Monday, January 21, 2008

Mad Money















By Elise Nakhnikian

Have you heard about that great Queen Latifah movie about a group of girlfriends working as janitors who decide to rob banks? It’s called Set It Off, and it’s well worth checking out on DVD.

But Mad Money, the one in theaters now? Forget about it.

Set It Off set Latifah off nicely in the kind of big, bold, ballsy role she never seems to get any more, even pairing the reportedly gay actress with a hot female love interest. The equally fierce Viveca Fox and Jada Pinkett Smith played close friends of hers, both of whom were radicalized by recent traumas and looking for a way out of the dangerous dead end of ghetto life. (The fourth friend, played by Kimberly Elise, was a diffident single mother.) You root for them all, but the movie doesn’t let them off the hook. In the end, the robbery is just an even deader end for all but one of them – and hardly worth the price even for her.

Mad Money phonies up just about everything Set It Off gets right, starting with the female friendships that make up the core of both movies.

This time around, the thieves are led by a middle-aged, white, upper-middle-class housewife temporarily down on her luck. When her laid-off husband starts to despair of ever landing another job, Bridget (Diane Keaton) goes to work as a janitor at the Federal Reserve. But her salary isn’t nearly enough to support the life she feels entitled to, so she cooks up a plan to rob the Reserve, filching some of the old money that’s been taken out of circulation to be shredded.

To help carry out her plan, Bridget enlists two younger women who have so little in common with her that it’s hard to believe they’d ever team up on anything, let alone become best friends. Nina (Latifah) is a no-nonsense, straight-arrow single mother who just wants to do right by her boys. Jackie (Katie Holmes) is a perky ditz. Perpetually flinging herself about to the music on her iPod and mugging madly whenever she delivers a line, she comes off as some kind of muppet.

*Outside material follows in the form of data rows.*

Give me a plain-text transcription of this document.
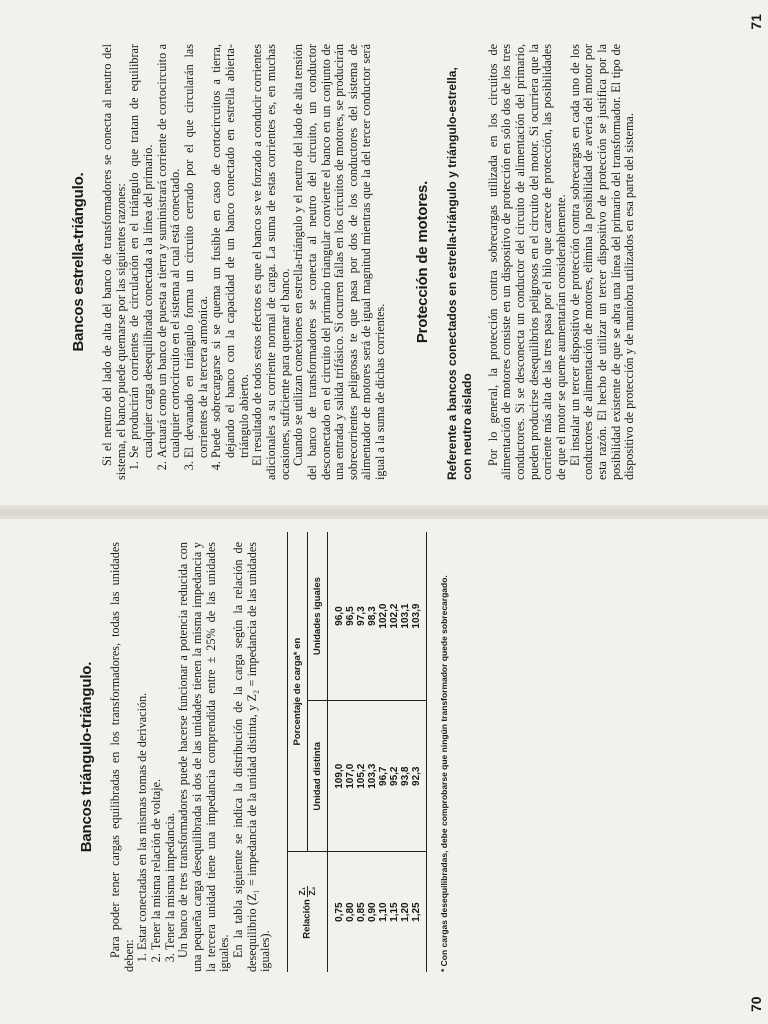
Bancos triángulo-triángulo. Para poder tener cargas equilibradas en los transformadores, todas las unidades deben:

1. Estar conectadas en las mismas tomas de derivación. 2. Tener la misma relación de voltaje. 3. Tener la misma impedancia. Un banco de tres transformadores puede hacerse funcionar a potencia reducida con una pequeña carga desequilibrada si dos de las unidades tienen la misma impedancia y la tercera unidad tiene una impedancia comprendida entre ± 25% de las unidades iguales. En la tabla siguiente se indica la distribución de la carga según la relación de desequilibrio (Z₁ = impedancia de la unidad distinta, y Z₂ = impedancia de las unidades iguales).

Relación
Z₁ Z₂	Porcentaje de carga* en	
	Unidad distinta	Unidades iguales
0,75	109,0	96,0
0,80	107,0	96,5
0,85	105,2	97,3
0,90	103,3	98,3
1,10	96,7	102,0
1,15	95,2	102,2
1,20	93,8	103,1
1,25	92,3	103,9 * Con cargas desequilibradas, debe comprobarse que ningún transformador quede sobrecargado.
70
Bancos estrella-triángulo. Si el neutro del lado de alta del banco de transformadores se conecta al neutro del sistema, el banco puede quemarse por las siguientes razones: 1. Se producirán corrientes de circulación en el triángulo que tratan de equilibrar cualquier carga desequilibrada conectada a la línea del primario. 2. Actuará como un banco de puesta a tierra y suministrará corriente de cortocircuito a cualquier cortocircuito en el sistema al cual está conectado. 3. El devanado en triángulo forma un circuito cerrado por el que circularán las corrientes de la tercera armónica. 4. Puede sobrecargarse si se quema un fusible en caso de cortocircuitos a tierra, dejando el banco con la capacidad de un banco conectado en estrella abierta-triángulo abierto. El resultado de todos estos efectos es que el banco se ve forzado a conducir corrientes adicionales a su corriente normal de carga. La suma de estas corrientes es, en muchas ocasiones, suficiente para quemar el banco. Cuando se utilizan conexiones en estrella-triángulo y el neutro del lado de alta tensión del banco de transformadores se conecta al neutro del circuito, un conductor desconectado en el circuito del primario triangular convierte el banco en un conjunto de una entrada y salida trifásico. Si ocurren fallas en los circuitos de motores, se producirán sobrecorrientes peligrosas te que pasa por dos de los conductores del sistema de alimentador de motores será de igual magnitud mientras que la del tercer conductor será igual a la suma de dichas corrientes.

Protección de motores. Referente a bancos conectados en estrella-triángulo y triángulo-estrella, con neutro aislado Por lo general, la protección contra sobrecargas utilizada en los circuitos de alimentación de motores consiste en un dispositivo de protección en sólo dos de los tres conductores. Si se desconecta un conductor del circuito de alimentación del primario, pueden producirse desequilibrios peligrosos en el circuito del motor. Si ocurriera que la corriente más alta de las tres pasa por el hilo que carece de protección, las posibilidades de que el motor se queme aumentarían considerablemente. El instalar un tercer dispositivo de protección contra sobrecargas en cada uno de los conductores de alimentación de motores, elimina la posibilidad de avería del motor por esta razón. El hecho de utilizar un tercer dispositivo de protección se justifica por la posibilidad existente de que se abra una línea del primario del transformador. El tipo de dispositivo de protección y de maniobra utilizados en esa parte del sistema.

71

Actually, nearly everyone overacts broadly, even the wonderful Steven Root, who plays their humorless boss, and whose comedy is usually rooted in inhabiting a completely believable character. Keaton skulks around so conspicuously, while planning and executing her heists, that you stop believing in the airtight security that’s central to the plot: Anyone watching her shoot sideways glances at the security cameras or jabbering away on her cell phone in the ladies’ room would surely have gotten suspicious enough to investigate. And when they give each other the agreed-on hand signal, the three make themselves more rather than less conspicuous, dragging their fingers across their brows with exaggerated theatricality.

Their motivations for stealing the money also distance you rather than pulling you in. True, Nina wants to put her sons in a good school, but Bridget just wants to maintain the swanky lifestyle she’s been in danger of losing since her husband lost his job, and Jackie wants to travel. For this we’re supposed to cheer when they get their loot to a safe place and start (yes, really) tossing bills around in the air?

The format doesn’t help, either. This is one of those movies that jump back and forth in time for no good reason. Perhaps to make up for the confusion that could create, there’s a lot of exposition in the form of confessions by the three women and their husbands and boyfriends. But the writing’s pedestrian, and we generally see what they’re telling us acted out later anyhow, so those deposition scenes just slow down the pace, making the movie seem longer than its 100 minutes.

In the end, this thoroughly predictable, emotionally hollow movie is just another superficially feminist chick flick from director Callie Khouri, who made her bones with the screenplay for Thelma and Louise. Khouri also wrote and directed Divine Secrets of the Ya-Ya Sisterhood, and this has the feel of that one. It asks us to revel in the self-satisfied, mutually enabling behavior of a group of not particularly appealing women, assuming that we will love them as much as they, inexplicably, love each other.